Clinton Thomas, a former employee who worked in the facilities department in Denver, Colorado, was physically present for the meeting and confirmed to Defector that it did take place and that Leondakis was speaking in the video Defector obtained. Thomas also recalled that the meeting was recorded by management and made available to other employees to watch if they had missed the meeting. The company declined to comment when asked to elaborate on what was meant by the Leondakis comments.
The former employee who I spoke with on the West Coast said, "If management manages to keep former teachers from getting re-employed after the initial layoff, they are strategically keeping certain teachers at bay who are in favor of organizing because they know they want a union when they rejoin." She reasons that management wants people on staff who wouldn't want to organize; that they’re putting people on staff who have no idea how CorePower Yoga has performed in the past.
The road to unionization appears long, complicated, and uphill. But DiMaria says that it's ripe for success. Yoga teachers, at CorePower Yoga or elsewhere, might finally be able to determine what is and isn’t fair in their workplace. Unlike a public school teacher or university professor, yoga teachers don't have their own professional unions already established for them to join. This could be a moment of real change, for CorePower Yoga, but also for yoga as an industry.

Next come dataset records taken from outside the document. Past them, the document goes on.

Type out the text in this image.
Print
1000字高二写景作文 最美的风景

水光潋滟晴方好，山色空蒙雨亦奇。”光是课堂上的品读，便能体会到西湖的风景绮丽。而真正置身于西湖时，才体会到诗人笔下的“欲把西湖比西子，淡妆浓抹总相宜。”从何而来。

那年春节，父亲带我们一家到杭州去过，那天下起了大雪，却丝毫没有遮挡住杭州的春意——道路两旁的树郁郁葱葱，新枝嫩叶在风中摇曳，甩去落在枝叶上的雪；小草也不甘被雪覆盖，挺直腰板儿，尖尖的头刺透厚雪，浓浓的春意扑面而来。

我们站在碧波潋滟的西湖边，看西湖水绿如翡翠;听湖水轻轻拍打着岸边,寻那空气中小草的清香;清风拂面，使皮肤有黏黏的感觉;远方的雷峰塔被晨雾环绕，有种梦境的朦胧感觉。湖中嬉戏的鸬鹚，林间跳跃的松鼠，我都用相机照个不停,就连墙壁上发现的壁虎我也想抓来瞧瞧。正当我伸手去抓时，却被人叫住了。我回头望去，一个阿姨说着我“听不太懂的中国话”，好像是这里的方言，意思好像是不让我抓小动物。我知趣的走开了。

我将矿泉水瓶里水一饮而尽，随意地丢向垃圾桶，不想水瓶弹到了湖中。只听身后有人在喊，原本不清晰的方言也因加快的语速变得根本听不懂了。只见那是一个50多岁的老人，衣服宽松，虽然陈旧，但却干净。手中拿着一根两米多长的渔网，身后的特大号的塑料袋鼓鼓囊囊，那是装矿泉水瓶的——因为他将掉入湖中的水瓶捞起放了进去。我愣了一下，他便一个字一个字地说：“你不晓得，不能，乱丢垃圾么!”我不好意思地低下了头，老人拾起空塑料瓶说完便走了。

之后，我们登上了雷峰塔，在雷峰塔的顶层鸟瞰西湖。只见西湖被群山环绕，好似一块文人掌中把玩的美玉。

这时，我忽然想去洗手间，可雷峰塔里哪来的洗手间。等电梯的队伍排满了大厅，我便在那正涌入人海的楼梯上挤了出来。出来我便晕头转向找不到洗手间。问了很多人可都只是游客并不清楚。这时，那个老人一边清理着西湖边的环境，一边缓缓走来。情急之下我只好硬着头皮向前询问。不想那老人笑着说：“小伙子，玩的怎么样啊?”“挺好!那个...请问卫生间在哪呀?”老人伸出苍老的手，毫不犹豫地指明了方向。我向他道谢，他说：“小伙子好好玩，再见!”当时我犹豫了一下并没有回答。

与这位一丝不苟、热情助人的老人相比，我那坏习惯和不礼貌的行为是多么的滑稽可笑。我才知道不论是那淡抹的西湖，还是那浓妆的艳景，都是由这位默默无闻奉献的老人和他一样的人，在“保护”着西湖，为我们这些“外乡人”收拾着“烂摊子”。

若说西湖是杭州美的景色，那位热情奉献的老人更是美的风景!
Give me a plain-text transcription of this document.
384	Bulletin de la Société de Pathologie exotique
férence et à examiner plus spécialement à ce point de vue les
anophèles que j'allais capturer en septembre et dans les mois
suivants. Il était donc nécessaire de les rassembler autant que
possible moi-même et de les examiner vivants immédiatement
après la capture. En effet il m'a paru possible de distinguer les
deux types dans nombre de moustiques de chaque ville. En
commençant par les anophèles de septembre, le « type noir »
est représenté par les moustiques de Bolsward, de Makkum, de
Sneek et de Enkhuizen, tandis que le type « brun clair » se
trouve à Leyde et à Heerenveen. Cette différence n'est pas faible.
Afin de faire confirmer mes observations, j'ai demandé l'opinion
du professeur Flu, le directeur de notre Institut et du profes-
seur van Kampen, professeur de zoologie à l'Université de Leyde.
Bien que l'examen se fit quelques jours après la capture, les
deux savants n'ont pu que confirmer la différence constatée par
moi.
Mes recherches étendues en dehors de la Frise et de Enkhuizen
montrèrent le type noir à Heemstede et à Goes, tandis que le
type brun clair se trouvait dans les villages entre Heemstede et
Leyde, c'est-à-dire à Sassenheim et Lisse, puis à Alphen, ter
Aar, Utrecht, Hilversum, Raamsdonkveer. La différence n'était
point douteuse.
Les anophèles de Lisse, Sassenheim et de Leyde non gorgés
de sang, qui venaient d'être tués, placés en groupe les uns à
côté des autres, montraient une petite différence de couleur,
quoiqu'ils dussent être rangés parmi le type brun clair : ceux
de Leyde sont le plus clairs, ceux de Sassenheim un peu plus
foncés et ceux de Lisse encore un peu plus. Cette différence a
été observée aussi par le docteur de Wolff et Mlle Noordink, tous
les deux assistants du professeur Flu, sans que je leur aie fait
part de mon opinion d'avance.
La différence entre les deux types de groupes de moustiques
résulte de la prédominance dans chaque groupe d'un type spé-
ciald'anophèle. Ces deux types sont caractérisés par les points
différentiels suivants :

“If you're looking 10 years down the road, where does yoga as a practice end up?” DiMaria said. “The teachers want to be part of that conversation.”
According to DiMaria, the union started the card signing process at the end of 2020. If they get an overwhelming majority of teachers to sign cards, typically about 65 percent, the next step will be asking for recognition but, as DiMaria said, “It’s rare that a company would grant that.”
By organizing the union and openly talking to each other about what it's like to work there, Winkelmann said the teachers are finally asking, “Now, what?” Ironically, those in the union organizing effort can take some inspiration from one of CorePower Yoga’s many tag lines: “Live your power.”